MIH exerts a significant neuroprotective effect that may reduce secondary cerebral damage after TBI. The neuroprotective effect of MIH may be mediated by its ability to reduce cerebral oxygen metabolism (Liu and Yenari, 2007). MIH has been used as a prophylactic neuroprotectant in the acute phase and to control brain edema in the sub-acute phase. The neuroprotective effects of MIH include inhibiting apoptotic/necrotic processes, lessening neuronal/cellular damage, inhibiting the early stress response, reducing cerebral glucose demand and cerebral thermo-pooling, and suppressing excitotoxicity in the acute phase (Soukup et al., 2002; Colbourne et al., 2003; Polderman, 2004; Liu and Yenari, 2007; Oddo et al., 2009; Dietrich and Bramlett, 2010; Truettner et al., 2011). Subsequently, during the sub-acute phase, MIH reduces BBB disruption and limits brain swelling, inhibits inflammation, and diminishes seizure activity (Deng et al., 2003; Sahuquillo and Vilalta, 2007; Schreckinger and Marion, 2009; Atkins et al., 2010; Dietrich and Bramlett, 2010).
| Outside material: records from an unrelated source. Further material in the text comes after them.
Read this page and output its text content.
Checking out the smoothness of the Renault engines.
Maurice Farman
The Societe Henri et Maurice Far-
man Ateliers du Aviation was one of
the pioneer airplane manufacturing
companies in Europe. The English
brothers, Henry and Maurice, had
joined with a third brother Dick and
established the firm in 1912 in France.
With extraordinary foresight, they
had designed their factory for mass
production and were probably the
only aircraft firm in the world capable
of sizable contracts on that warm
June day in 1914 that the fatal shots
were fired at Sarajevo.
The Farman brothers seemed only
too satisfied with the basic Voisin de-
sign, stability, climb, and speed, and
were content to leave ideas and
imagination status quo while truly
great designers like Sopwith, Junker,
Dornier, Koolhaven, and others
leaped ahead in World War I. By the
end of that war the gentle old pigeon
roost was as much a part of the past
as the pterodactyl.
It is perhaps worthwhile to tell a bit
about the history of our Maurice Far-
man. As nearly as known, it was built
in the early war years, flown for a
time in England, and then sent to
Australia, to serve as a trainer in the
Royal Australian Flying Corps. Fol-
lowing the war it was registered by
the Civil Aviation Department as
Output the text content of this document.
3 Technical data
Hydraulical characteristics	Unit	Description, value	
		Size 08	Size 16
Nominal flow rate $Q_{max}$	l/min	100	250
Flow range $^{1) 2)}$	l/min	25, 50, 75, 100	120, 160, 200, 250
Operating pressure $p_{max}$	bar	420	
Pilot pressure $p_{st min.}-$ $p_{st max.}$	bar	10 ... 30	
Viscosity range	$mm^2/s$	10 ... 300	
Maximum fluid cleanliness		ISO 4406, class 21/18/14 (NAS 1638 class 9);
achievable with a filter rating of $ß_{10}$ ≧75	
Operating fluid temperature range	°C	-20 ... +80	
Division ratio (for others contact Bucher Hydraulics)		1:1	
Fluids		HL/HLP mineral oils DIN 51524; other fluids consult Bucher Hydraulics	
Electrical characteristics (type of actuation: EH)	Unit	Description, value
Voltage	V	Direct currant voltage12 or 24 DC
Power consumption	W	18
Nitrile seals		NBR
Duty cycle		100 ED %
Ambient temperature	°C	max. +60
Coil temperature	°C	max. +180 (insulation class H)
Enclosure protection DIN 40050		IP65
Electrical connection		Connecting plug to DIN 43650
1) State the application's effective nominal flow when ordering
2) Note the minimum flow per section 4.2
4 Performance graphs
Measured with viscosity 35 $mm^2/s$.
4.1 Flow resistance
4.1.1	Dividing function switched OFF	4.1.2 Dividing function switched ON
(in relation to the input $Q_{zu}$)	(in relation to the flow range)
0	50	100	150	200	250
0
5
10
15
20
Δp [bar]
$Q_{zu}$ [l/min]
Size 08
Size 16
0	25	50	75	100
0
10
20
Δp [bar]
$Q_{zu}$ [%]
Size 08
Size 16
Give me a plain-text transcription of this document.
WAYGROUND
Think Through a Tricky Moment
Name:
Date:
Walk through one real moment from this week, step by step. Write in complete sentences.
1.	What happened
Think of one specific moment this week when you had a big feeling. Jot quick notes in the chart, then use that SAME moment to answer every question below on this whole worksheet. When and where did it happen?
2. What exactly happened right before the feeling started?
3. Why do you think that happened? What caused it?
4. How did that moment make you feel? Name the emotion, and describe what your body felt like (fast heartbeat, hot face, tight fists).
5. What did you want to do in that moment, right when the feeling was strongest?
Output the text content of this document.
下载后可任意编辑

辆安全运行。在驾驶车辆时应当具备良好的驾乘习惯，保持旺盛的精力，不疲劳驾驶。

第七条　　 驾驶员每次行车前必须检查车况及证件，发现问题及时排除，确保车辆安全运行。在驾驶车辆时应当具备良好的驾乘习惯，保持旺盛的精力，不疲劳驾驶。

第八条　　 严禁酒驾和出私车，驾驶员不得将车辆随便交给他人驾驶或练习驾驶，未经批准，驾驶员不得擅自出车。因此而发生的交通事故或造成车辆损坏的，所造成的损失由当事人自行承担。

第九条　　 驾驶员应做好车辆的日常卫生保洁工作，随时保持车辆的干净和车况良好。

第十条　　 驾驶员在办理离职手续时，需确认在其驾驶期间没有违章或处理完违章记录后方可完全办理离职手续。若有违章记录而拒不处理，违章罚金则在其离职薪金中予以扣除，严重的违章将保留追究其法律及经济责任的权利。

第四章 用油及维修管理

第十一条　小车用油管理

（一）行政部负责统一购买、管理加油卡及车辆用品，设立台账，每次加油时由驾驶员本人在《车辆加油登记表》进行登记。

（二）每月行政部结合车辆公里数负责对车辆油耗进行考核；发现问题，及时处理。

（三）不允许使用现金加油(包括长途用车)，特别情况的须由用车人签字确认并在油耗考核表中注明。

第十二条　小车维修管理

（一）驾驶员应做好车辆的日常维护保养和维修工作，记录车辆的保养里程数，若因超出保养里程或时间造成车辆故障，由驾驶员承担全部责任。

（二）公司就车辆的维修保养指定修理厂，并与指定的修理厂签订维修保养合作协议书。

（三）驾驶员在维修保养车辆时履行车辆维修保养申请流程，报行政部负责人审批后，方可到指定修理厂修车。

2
Sun et al. (2013) demonstrated that MIH substantially decreases intracranial hypertension by reducing blood volume and inhibiting inflammation after TBI, thereby lessening BBB leakage.

TBI is characterized by high incidence, disability and death rates, and is a serious threat to human well-being (Kabadi and Faden, 2014; Shin et al., 2015). A series of pathological changes occur after TBI, including cellular leakage, secondary neuronal necrosis, inflammation, fluid and electrolyte imbalance, and increased brain water content, causing cerebral edema and increasing intracranial pressure (Wilson and Montgomery, 2007). Single treatment methods have limited efficacy. Thus, a combination of various methods and strategies is necessary to obtain a satisfactory outcome. Our current findings suggest that bloodletting combined with MIH can improve neurological function and lessen cerebral edema, stabilize the BBB, reduce apoptosis, and exert a neuroprotective effect after TBI.